Minyatür sanatının uygulama şekli yüzyıllar boyunca her toplumda değişiklikler gösterdi. Boyalar genellikle topraktan üretilmekte; renkleri üst üste kullanmak için boyalar su ile inceltilmekte; parlaklıklarını artırmak için ise içlerine yumurta sarısı katılmaktaydı. 18.yy.’a gelindiğinde ise yumurta sarısının yerini tutkal aldı. Osmanlı Devleti'nde özellikle padişahlara sunulan albümlerde boyanın yanı sıra altın ve gümüş kullanıldı.[4]

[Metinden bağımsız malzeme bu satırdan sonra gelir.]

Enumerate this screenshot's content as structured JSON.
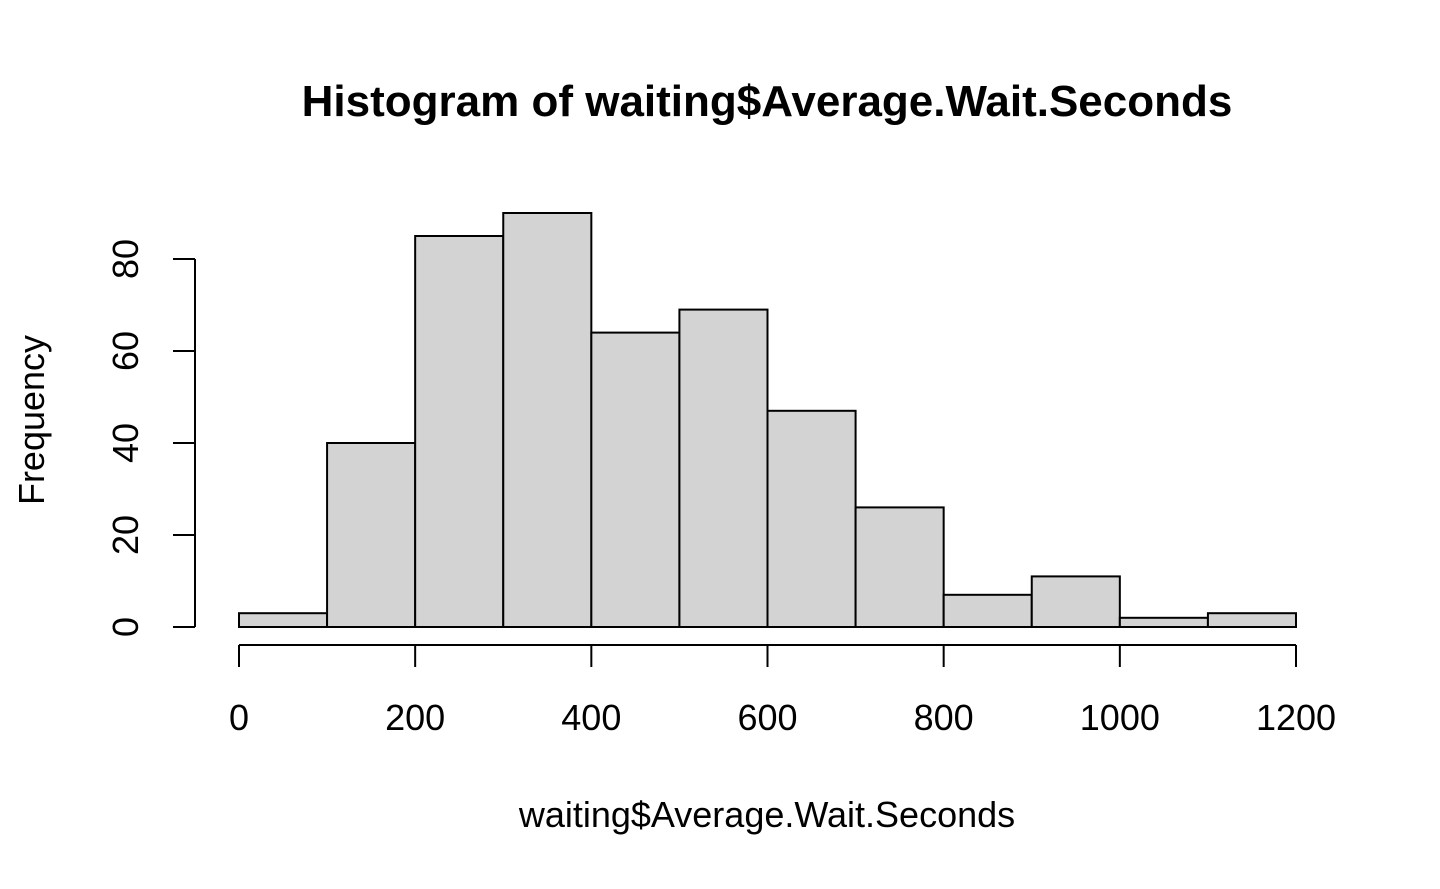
{
  "chart_data": {
    "type": "bar",
    "title": "Histogram of waiting$Average.Wait.Seconds",
    "xlabel": "waiting$Average.Wait.Seconds",
    "ylabel": "Frequency",
    "bins": [
      {
        "x0": 0,
        "x1": 100,
        "count": 3
      },
      {
        "x0": 100,
        "x1": 200,
        "count": 40
      },
      {
        "x0": 200,
        "x1": 300,
        "count": 85
      },
      {
        "x0": 300,
        "x1": 400,
        "count": 90
      },
      {
        "x0": 400,
        "x1": 500,
        "count": 64
      },
      {
        "x0": 500,
        "x1": 600,
        "count": 69
      },
      {
        "x0": 600,
        "x1": 700,
        "count": 47
      },
      {
        "x0": 700,
        "x1": 800,
        "count": 26
      },
      {
        "x0": 800,
        "x1": 900,
        "count": 7
      },
      {
        "x0": 900,
        "x1": 1000,
        "count": 11
      },
      {
        "x0": 1000,
        "x1": 1100,
        "count": 2
      },
      {
        "x0": 1100,
        "x1": 1200,
        "count": 3
      }
    ],
    "xticks": [
      "0",
      "200",
      "400",
      "600",
      "800",
      "1000",
      "1200"
    ],
    "yticks": [
      "0",
      "20",
      "40",
      "60",
      "80"
    ],
    "xlim": [
      0,
      1200
    ],
    "ylim": [
      0,
      80
    ],
    "grid": false,
    "bar_fill": "#d3d3d3",
    "bar_stroke": "#000000"
  }
}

Baskı makinesinin bulunuşundan sonra Avrupa'da minyatür daha çok madalyonların üzerine portre yapmak için kullanıldı. 17. yüzyıldan sonra fildişi üzerine yapılan minyatürler yaygınlaştı. Daha sonra minyatür sanatına karşı ilgi azalmakla birlikte dar bir sanatçı çevresinde geleneksel bir sanat olarak sürdürüldü.

Günümüz minyatürü

Minyatür yerini çağdaş resme bırakmış ancak geleneksel bir sanat olarak varlığını sürdürmeye devam etmiştir. Türkiye'de Süheyl Ünver'in çabalarıyla tekrar gün yüzüne çıkmış minyatür sanatı günümüzde Cahide Keskiner, Ülker Erke, Ömür Koç, Ruhi Konak, Nilgün Gencer, Günseli Kato, Nusret Çolpan, Gülbün Mesera, Gülçin Anmaç ve yetişmekte olan birçok genç sanatçı tarafından icra edilmektedir.